Two writers telling and writing stories for other people and ourselves. Our core is communications, which to us means connection – products, concepts, communities and causes. We just published a kid’s book, so for now we look like an indie publisher.

What was or is your challenge in doing this kind of business?

It’s breaking that convention of what is a job, what is work and what is a career, and being taken seriously as business owners. Eyes used to glaze over when we say we’re working, because they see us out here in a café or the beach or anywhere, really. It’s suspicious! That 70% of the time our work entails staring into space didn’t help! Creatives can relate to that. It’s not that we intentionally set out to be unconventional. We found ourselves not walking the traditional path of life here. Having said that, a traditional bank account is helpful. Planning helps, occasionally. We don’t reject convention, we just do us. Sometimes that’s within the norm and other times not.

Co-writers at Heartwrite, Ying and Huwaida

Tell us more about the book.

It’s a kid’s book in French titled, «Qu’est-ce qui est plus grand ?» which means, ‘What’s bigger?’ The story is set in Brunei. Being in a foreign language, it will travel! It’s also really a labour of love. From start to finish – writing, illustration, art direction, production – it’s an artisanal process. Every copy is handmade, so production’s limited. Normally in business you begin with stuff that makes money. We did things in reverse, doing pet projects first, which is pretty cool.


Spread from “Qu’est-ce qui est plus GRAND”

What was the experience like?

It’s really gratifying to work with others, especially those in the creative community. The illustrator, Cristina Nance, broke out of her usual artistry to make the story come alive. We consulted with the printer, Karl, on paper types and cover textures. Friends on holiday are helping us deliver to international customers. We’re still in the experience and it’s far from being a solo creative endeavour which a lot of people think writing is.

Is what you are doing contributing to Brunei’s Vision 2035?

We didn’t set out to do that. What we do is a motley of what feels right, what we like and what we can imagine doing. There are people who want to have writing as a career. Seeing us step into it hopefully shows them that it can be done their way.

You are two different people. How does that work?

Friends and partners are two different sets of roles and our personalities do contrast. As we’re two passionate people, we can have strong feelings about things. We manage to work it out. Once business talk is out of the way, though, we’re back to being friends. We’re united by our ideals, which are similar, even if our ideas are not. That’s why it works. If we’re the same, what’s the point?

Is that what being progressive means to you?

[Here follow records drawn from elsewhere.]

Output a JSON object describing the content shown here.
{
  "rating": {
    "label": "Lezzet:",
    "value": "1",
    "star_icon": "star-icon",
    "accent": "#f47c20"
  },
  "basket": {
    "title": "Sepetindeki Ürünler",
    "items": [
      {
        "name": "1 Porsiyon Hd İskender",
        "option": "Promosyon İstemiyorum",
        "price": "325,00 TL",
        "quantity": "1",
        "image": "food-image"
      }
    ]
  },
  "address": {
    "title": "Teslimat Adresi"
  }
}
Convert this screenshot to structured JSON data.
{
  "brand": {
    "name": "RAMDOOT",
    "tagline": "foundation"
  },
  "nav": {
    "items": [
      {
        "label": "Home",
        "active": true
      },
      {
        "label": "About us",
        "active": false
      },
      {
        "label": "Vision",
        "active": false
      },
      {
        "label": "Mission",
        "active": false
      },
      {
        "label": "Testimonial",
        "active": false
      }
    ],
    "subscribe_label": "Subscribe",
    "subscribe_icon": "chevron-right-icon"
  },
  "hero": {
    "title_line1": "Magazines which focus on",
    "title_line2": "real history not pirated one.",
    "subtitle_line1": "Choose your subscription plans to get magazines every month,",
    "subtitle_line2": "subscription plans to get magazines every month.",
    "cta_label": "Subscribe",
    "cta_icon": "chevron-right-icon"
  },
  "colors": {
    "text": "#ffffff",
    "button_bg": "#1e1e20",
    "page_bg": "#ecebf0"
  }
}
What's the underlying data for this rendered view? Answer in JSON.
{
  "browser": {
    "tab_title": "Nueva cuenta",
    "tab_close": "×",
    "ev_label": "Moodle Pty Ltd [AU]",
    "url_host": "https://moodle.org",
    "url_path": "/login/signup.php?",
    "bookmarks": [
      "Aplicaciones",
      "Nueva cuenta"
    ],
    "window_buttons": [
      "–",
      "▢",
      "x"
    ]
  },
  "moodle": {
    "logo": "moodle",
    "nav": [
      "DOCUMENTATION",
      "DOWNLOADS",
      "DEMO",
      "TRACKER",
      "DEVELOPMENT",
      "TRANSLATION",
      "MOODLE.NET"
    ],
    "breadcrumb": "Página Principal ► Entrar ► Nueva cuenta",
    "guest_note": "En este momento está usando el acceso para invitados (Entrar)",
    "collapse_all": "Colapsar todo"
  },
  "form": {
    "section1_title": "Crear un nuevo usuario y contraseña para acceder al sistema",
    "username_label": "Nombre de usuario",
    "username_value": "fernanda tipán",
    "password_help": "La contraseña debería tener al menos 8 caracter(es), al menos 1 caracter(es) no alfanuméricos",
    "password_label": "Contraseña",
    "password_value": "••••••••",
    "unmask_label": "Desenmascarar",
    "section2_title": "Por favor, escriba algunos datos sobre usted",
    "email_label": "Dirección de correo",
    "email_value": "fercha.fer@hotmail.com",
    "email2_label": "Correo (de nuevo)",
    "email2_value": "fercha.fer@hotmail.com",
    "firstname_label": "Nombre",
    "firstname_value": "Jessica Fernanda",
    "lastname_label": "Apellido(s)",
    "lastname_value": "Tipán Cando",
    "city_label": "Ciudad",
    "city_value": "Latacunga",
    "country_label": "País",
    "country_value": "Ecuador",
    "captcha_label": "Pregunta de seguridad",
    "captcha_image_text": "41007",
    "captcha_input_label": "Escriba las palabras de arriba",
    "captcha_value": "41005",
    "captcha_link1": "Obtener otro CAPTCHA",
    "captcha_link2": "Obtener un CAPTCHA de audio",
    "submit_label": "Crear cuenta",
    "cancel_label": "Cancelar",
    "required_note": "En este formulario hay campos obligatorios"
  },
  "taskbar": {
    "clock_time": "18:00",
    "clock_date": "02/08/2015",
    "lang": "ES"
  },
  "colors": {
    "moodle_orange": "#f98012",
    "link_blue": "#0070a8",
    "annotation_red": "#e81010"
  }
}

Ying: It’s being unafraid to follow that little voice inside your head and heart, to believe that you can do it, even if you don’t know what you’re doing. Just keep going, improving and working at it.
Huwaida: Being progressive is about trusting the essentials. Anything we do, we do it with and through people so we need to collaborate and connect authentically with others. The essentials like goodness, openness, kindness and respect never go out of fashion because they work.